If we redouble our efforts, we can end the HIV epidemic by 2030
An HIV diagnosis has gone from being a near-death sentence for sadly far too many to a manageable condition. It is critical with cuts to the UK aid budget that our action on global health is not lost.
A few years ago, I was honoured to be joined by the then speaker John Bercow, and the lord speaker Norman Fowler, himself the influential former health secretary in those early days of HIV/AIDS, in hosting a display in Westminster Hall of the UK AIDS Memorial Quilt – which memorialises approximately 384 people from all around the UK who lost their lives to the devastating pandemic. Little did we think at the time, that we would face another devastating pandemic with such tragedy in due course.
But like many young people growing up in the 1980s, I didn't fully understand the devastating impact HIV was already having on millions of lives. Seeing the infamous tombstone advert like so many others – I was simply scared.
That fear and the unknown is at the heart of a ground-breaking new Channel 4 series – It’s a Sin. Like each of the panels of that AIDS Memorial quilt tells a story – this masterpiece by Russell T Davies, tells similar but different stories of a number of people devastated by the early years of the HIV/AIDS crisis in the UK.
The series consistently demonstrates how rife with panic, fear, shame, and silence the AIDS epidemic was for so many gay and bisexual men
Through the incredible cast, we finally have a truly British reflection of the pain experienced by those coming from socially conservative communities, whether in South Wales, Glasgow, the Isle of Wight or the British-Nigerian community.
The series consistently demonstrates how rife with panic, fear, shame, and silence the AIDS epidemic was for so many gay and bisexual men. A combination of the real social and financial repercussions attached to seeking assistance — alongside the lack of available information.
The APPG for HIV and AIDS has worked hard on a cross-party basis since early days of the epidemic to fight for policy and perception changes on this devastating disease. From campaigning on awareness, stigma and treatments in the early years, to PrEP, testing and support for marginalised communities, and global aid more recently. We have repeatedly fought for action from Ministers here in the UK and globally – working with a strong team of MPs and Peers, many with specific expertise in public and global health.

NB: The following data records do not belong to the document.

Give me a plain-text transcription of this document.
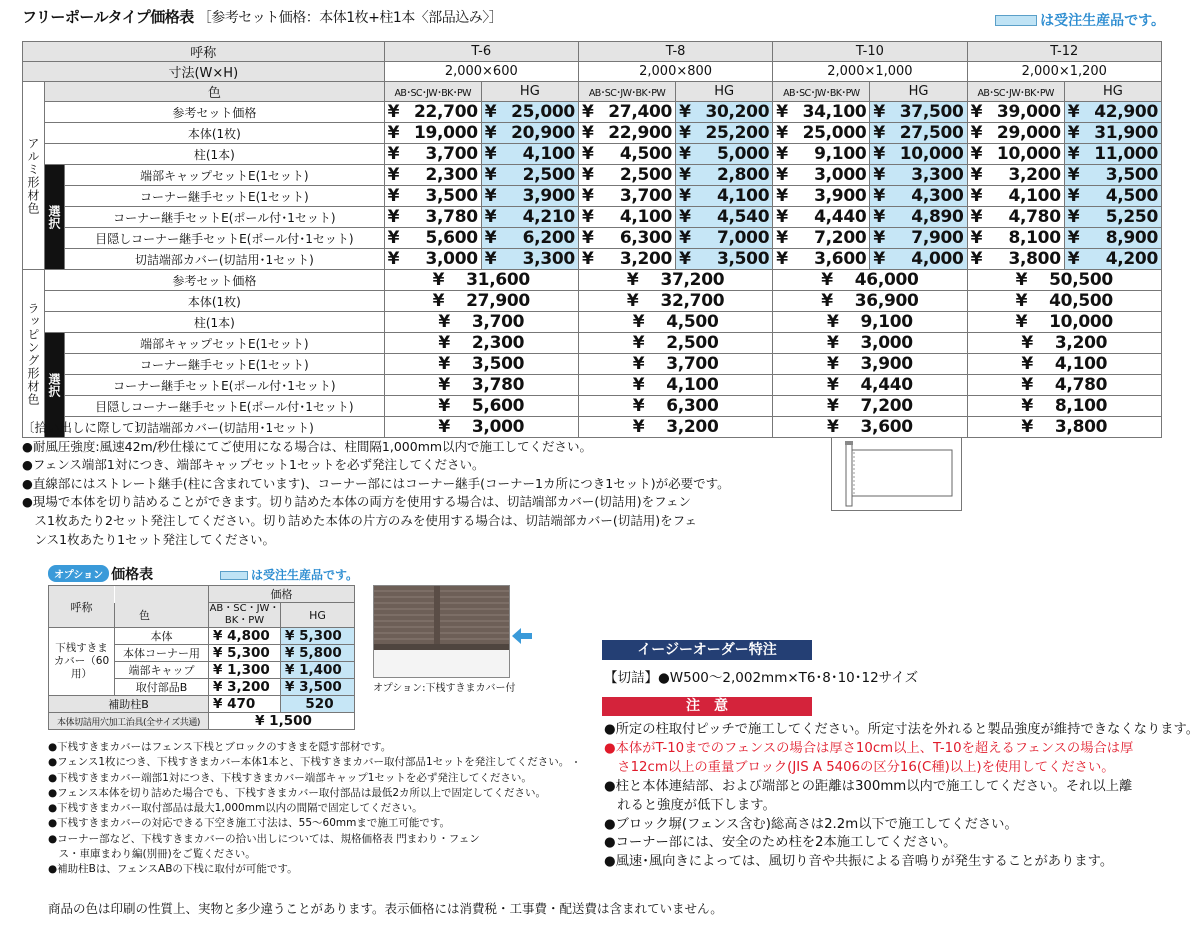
フリーポールタイプ価格表 ［参考セット価格：本体1枚+柱1本〈部品込み〉］	は受注生産品です。
呼称			T-6		T-8		T-10		T-12	
寸法(W×H)			2,000×600		2,000×800		2,000×1,000		2,000×1,200	
アルミ形材色	色		AB･SC･JW･BK･PW	HG	AB･SC･JW･BK･PW	HG	AB･SC･JW･BK･PW	HG	AB･SC･JW･BK･PW	HG
	参考セット価格		¥ 22,700	¥ 25,000	¥ 27,400	¥ 30,200	¥ 34,100	¥ 37,500	¥ 39,000	¥ 42,900

	本体(1枚)		¥ 19,000	¥ 20,900	¥ 22,900	¥ 25,200	¥ 25,000	¥ 27,500	¥ 29,000	¥ 31,900

	柱(1本)		¥ 3,700	¥ 4,100	¥ 4,500	¥ 5,000	¥ 9,100	¥ 10,000	¥ 10,000	¥ 11,000

	選択	端部キャップセットE(1セット)	¥ 2,300	¥ 2,500	¥ 2,500	¥ 2,800	¥ 3,000	¥ 3,300	¥ 3,200	¥ 3,500

		コーナー継手セットE(1セット)	¥ 3,500	¥ 3,900	¥ 3,700	¥ 4,100	¥ 3,900	¥ 4,300	¥ 4,100	¥ 4,500

		コーナー継手セットE(ポール付･1セット)	¥ 3,780	¥ 4,210	¥ 4,100	¥ 4,540	¥ 4,440	¥ 4,890	¥ 4,780	¥ 5,250

		目隠しコーナー継手セットE(ポール付･1セット)	¥ 5,600	¥ 6,200	¥ 6,300	¥ 7,000	¥ 7,200	¥ 7,900	¥ 8,100	¥ 8,900

		切詰端部カバー(切詰用･1セット)	¥ 3,000	¥ 3,300	¥ 3,200	¥ 3,500	¥ 3,600	¥ 4,000	¥ 3,800	¥ 4,200

ラッピング形材色	参考セット価格		¥ 31,600		¥ 37,200		¥ 46,000		¥ 50,500	
	本体(1枚)		¥ 27,900		¥ 32,700		¥ 36,900		¥ 40,500	
	柱(1本)		¥ 3,700		¥ 4,500		¥ 9,100		¥ 10,000	
	選択	端部キャップセットE(1セット)	¥ 2,300		¥ 2,500		¥ 3,000		¥ 3,200	
		コーナー継手セットE(1セット)	¥ 3,500		¥ 3,700		¥ 3,900		¥ 4,100	
		コーナー継手セットE(ポール付･1セット)	¥ 3,780		¥ 4,100		¥ 4,440		¥ 4,780	
		目隠しコーナー継手セットE(ポール付･1セット)	¥ 5,600		¥ 6,300		¥ 7,200		¥ 8,100	
		切詰端部カバー(切詰用･1セット)	¥ 3,000		¥ 3,200		¥ 3,600		¥ 3,800	
〔拾い出しに際して〕
●耐風圧強度:風速42m/秒仕様にてご使用になる場合は、柱間隔1,000mm以内で施工してください。
●フェンス端部1対につき、端部キャップセット1セットを必ず発注してください。
●直線部にはストレート継手(柱に含まれています)、コーナー部にはコーナー継手(コーナー1カ所につき1セット)が必要です。
●現場で本体を切り詰めることができます。切り詰めた本体の両方を使用する場合は、切詰端部カバー(切詰用)をフェン
　ス1枚あたり2セット発注してください。切り詰めた本体の片方のみを使用する場合は、切詰端部カバー(切詰用)をフェ
　ンス1枚あたり1セット発注してください。
オプション 価格表	は受注生産品です。
呼称		価格	
		AB・SC・JW・BK・PW	HG
	色		
下桟すきまカバー（60用）	本体	¥ 4,800	¥ 5,300
	本体コーナー用	¥ 5,300	¥ 5,800
	端部キャップ	¥ 1,300	¥ 1,400
	取付部品B	¥ 3,200	¥ 3,500
補助柱B		¥ 470	520
本体切詰用穴加工治具(全サイズ共通)		¥ 1,500	
オプション:下桟すきまカバー付
●下桟すきまカバーはフェンス下桟とブロックのすきまを隠す部材です。
●フェンス1枚につき、下桟すきまカバー本体1本と、下桟すきまカバー取付部品1セットを発注してください。
●下桟すきまカバー端部1対につき、下桟すきまカバー端部キャップ1セットを必ず発注してください。
●フェンス本体を切り詰めた場合でも、下桟すきまカバー取付部品は最低2カ所以上で固定してください。
●下桟すきまカバー取付部品は最大1,000mm以内の間隔で固定してください。
●下桟すきまカバーの対応できる下空き施工寸法は、55～60mmまで施工可能です。
●コーナー部など、下桟すきまカバーの拾い出しについては、規格価格表 門まわり・フェン
　ス・車庫まわり編(別冊)をご覧ください。
●補助柱Bは、フェンスABの下桟に取付が可能です。
イージーオーダー特注
【切詰】●W500～2,002mm×T6･8･10･12サイズ
注　意
●所定の柱取付ピッチで施工してください。所定寸法を外れると製品強度が維持できなくなります。
●本体がT-10までのフェンスの場合は厚さ10cm以上、T-10を超えるフェンスの場合は厚
　さ12cm以上の重量ブロック(JIS A 5406の区分16(C種)以上)を使用してください。
●柱と本体連結部、および端部との距離は300mm以内で施工してください。それ以上離
　れると強度が低下します。
●ブロック塀(フェンス含む)総高さは2.2m以下で施工してください。
●コーナー部には、安全のため柱を2本施工してください。
●風速･風向きによっては、風切り音や共振による音鳴りが発生することがあります。
商品の色は印刷の性質上、実物と多少違うことがあります。表示価格には消費税・工事費・配送費は含まれていません。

The scientific advances in HIV treatment and prevention have been some of the biggest seen in modern medicine. An HIV diagnosis has gone from being a near-death sentence for sadly far too many to a manageable condition, where people living with HIV can enjoy a normal life expectancy.
Even more remarkable, we can now say with absolute confidence that someone on effective HIV treatment cannot pass on the virus to their sexual partner: Undetectable equals Untransmittable.
And globally – thanks to the investment from countries, including the UK through our aid in the UN Global Fund, and research through IAVI into vaccines, we are seeing millions more receiving anti-retroviral treatment and testing. It is critical with cuts to the UK aid budget that this focus on global health, currently rightly in focus due to the devastation of Covid-19, is not lost.
Here in the UK, 106,000 people are now living with HIV. 94% of people are diagnosed and 92% of those are on effective treatment. In 2019 there was another drop in new diagnoses, with gay and bisexual men seeing rates plummet by nearly 50% since 2014. But that same progress is not happening across other groups, with slower reductions among women (who make up a third of people living with HIV in the UK) and BAME communities. Other groups continue to be marginalised such as sex workers, and injecting drug users. And stigma still blights the lives of far too many.
The publication of the influential HIV Commission report for England – welcomed and endorsed by the current secretary of state for health – found new efforts in tackling the virus in the devolved administrations have been critical in recent steps forward. The HIV Commission report makes clear that without a redoubling of efforts, we risk missing this once-in-a-generation opportunity to end the HIV epidemic - and stop new infections by 2030.
The epidemic has changed a lot since the tragedy of the 1980s, particularly here in the UK. But globally in 2019, 1.7 million people were still newly infected, and nearly 700,000 died needlessly from AIDS-related causes.
Unlike those early days of fear and misinformation depicted in It’s a Sin, we know exactly what we need to do.
Members of the APPG will continue to work on a cross-party basis raise awareness and pressure to ensure we now achieve what would have been unthinkable at the time It’s a Sin’s tragic story is set.
Stephen Doughty MP is Labour MP for Cardiff South and Penarth and chair of the APPG on HIV and AIDS.